D'après l'ONG Iran Human Rights (IHR), Amirali Mirjafari, pendu mardi à l'aube, est le huitième prisonnier exécuté en lien avec les manifestations antigouvernementales de janvier, à l'issue de procès expéditifs.
"Saleh Mohammadi, Saeed Davodi et Mehdi Ghasemi ont été pendus à la prison centrale de Qom le 19 mars, Amirhossein Hatami à la prison de Ghezel Hesar le 2 avril. Ses coaccusés, Mohammad-Amin Biglari et Shahin Vahedparast, ont également été exécutés à la prison de Ghezel Hesar le 5 avril, et Ali Fahim y a été pendu le 6 avril", recense IHR, basée en Norvège.
Pour les organisations de défense des droits humains, ces affaires relèvent moins de l'espionnage que de la répression politique. "La République islamique continue de présenter des troubles civils internes comme de l'espionnage pour accélérer l'exécution de manifestants", dénonce IHR. La chercheuse Azadeh Kian évoque pour sa part des procès expéditifs, souvent menés en visioconférence, sans accès réel pour les accusés à un avocat.
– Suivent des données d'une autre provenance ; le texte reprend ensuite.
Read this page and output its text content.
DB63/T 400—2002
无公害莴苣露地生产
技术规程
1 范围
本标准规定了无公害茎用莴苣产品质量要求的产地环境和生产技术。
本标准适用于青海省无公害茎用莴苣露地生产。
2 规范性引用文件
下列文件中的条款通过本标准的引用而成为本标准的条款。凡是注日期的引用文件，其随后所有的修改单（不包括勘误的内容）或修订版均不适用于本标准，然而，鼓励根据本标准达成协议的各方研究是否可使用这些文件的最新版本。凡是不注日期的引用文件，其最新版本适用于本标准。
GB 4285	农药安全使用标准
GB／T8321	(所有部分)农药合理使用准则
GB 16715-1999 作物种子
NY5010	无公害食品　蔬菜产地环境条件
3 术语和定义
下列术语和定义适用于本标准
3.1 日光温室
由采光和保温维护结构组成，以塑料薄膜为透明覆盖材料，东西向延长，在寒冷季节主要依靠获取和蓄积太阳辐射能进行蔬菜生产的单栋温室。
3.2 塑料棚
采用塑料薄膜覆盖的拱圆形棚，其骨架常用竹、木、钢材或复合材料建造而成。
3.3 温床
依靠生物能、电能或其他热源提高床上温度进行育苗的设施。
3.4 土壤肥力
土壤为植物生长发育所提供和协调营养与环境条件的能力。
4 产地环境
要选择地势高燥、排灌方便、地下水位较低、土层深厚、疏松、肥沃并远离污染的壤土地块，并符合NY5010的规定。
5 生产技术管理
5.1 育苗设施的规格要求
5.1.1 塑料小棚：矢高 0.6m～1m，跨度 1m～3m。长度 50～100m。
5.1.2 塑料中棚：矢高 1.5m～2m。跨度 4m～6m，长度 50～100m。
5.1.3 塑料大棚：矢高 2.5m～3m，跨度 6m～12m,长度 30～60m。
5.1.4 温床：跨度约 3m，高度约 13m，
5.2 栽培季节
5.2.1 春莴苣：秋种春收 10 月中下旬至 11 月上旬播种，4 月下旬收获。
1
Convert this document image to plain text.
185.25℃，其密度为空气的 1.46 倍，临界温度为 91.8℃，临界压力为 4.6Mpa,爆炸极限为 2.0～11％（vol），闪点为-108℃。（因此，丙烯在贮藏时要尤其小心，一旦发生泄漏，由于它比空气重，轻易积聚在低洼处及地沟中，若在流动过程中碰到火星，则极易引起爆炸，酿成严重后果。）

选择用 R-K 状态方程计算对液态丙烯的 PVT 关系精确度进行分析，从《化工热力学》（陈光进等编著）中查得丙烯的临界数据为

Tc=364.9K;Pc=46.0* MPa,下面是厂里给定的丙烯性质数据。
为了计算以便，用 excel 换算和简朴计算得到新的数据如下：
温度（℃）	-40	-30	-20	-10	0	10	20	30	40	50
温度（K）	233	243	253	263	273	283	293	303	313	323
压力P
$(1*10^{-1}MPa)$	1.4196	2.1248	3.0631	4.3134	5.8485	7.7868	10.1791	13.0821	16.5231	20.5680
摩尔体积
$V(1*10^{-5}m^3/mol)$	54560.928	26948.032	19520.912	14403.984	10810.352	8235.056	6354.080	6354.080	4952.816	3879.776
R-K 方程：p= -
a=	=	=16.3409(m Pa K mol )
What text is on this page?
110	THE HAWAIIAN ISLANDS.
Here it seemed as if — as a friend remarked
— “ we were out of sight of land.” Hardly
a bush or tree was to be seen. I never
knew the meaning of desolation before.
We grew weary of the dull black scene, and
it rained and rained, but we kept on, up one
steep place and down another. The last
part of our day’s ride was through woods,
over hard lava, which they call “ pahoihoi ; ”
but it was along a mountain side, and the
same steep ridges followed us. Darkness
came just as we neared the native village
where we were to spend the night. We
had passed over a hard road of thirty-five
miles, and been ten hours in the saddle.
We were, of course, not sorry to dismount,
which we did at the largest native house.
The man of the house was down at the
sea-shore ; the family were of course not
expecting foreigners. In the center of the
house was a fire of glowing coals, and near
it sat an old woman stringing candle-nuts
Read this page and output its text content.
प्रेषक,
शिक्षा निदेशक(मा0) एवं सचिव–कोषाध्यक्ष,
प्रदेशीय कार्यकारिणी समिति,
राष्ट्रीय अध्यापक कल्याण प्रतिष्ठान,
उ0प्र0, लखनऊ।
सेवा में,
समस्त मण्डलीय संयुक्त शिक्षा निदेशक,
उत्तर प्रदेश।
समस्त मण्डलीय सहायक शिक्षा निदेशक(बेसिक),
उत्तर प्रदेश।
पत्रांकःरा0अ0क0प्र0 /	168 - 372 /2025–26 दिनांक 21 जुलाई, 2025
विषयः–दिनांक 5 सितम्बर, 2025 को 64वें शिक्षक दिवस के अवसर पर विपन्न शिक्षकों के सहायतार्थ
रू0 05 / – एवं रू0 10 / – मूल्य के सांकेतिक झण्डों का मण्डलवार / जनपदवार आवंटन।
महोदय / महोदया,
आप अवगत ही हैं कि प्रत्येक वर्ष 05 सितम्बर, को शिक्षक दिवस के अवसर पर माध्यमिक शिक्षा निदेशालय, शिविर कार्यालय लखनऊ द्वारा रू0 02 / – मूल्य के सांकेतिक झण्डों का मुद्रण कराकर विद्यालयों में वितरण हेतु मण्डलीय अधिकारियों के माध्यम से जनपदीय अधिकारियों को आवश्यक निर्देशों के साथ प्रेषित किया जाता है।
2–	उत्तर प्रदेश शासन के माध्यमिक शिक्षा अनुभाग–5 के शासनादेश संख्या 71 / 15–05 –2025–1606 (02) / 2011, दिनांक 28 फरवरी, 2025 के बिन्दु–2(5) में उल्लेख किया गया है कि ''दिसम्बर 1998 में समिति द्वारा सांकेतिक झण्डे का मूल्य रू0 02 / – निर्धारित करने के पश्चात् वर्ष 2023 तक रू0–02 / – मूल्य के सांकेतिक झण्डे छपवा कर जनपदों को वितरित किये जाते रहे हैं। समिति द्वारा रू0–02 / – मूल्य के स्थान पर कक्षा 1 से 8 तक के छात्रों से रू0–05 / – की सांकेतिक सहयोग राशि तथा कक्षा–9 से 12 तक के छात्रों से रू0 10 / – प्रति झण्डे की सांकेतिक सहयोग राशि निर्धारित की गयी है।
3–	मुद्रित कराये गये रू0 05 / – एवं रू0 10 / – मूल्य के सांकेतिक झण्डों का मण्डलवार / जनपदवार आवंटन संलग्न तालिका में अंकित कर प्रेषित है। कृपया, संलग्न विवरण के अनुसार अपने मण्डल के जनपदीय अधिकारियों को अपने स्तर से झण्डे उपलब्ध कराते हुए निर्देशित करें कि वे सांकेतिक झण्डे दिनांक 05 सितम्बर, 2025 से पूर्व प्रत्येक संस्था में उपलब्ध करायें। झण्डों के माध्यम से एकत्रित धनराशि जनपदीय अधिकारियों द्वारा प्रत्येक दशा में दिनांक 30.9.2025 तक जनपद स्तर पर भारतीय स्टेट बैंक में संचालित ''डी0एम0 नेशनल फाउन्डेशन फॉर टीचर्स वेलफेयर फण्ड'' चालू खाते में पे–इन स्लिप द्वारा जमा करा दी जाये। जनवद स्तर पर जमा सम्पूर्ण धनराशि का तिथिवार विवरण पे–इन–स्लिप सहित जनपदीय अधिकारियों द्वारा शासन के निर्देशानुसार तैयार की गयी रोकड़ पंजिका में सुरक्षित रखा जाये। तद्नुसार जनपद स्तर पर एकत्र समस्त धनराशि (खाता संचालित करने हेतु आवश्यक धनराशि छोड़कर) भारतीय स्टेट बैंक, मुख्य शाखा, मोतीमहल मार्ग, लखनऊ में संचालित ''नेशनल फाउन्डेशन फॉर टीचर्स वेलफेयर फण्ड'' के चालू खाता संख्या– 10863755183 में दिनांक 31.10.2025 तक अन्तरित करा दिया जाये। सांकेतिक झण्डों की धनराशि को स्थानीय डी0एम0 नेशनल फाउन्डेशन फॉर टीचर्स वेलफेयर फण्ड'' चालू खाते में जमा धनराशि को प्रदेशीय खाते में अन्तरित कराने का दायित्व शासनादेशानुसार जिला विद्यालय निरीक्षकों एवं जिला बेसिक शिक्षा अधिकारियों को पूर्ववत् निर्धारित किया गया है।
De jeunes condamnés à mort
Le profil des condamnés illustre l'ampleur de la répression. Il s'agit "de très jeunes Iraniens, âgés de 20 à 25 ans, arrêtés lors des révoltes de janvier, mais aussi des opposants plus anciens, notamment liés aux Moudjahiddines du peuple. Ils sont accusés d'atteinte à la sécurité nationale ou de 'guerre contre Dieu', un chef d'accusation fréquemment utilisé par le régime qui vaut condamnation à mort", explique la spécialiste de l'Iran.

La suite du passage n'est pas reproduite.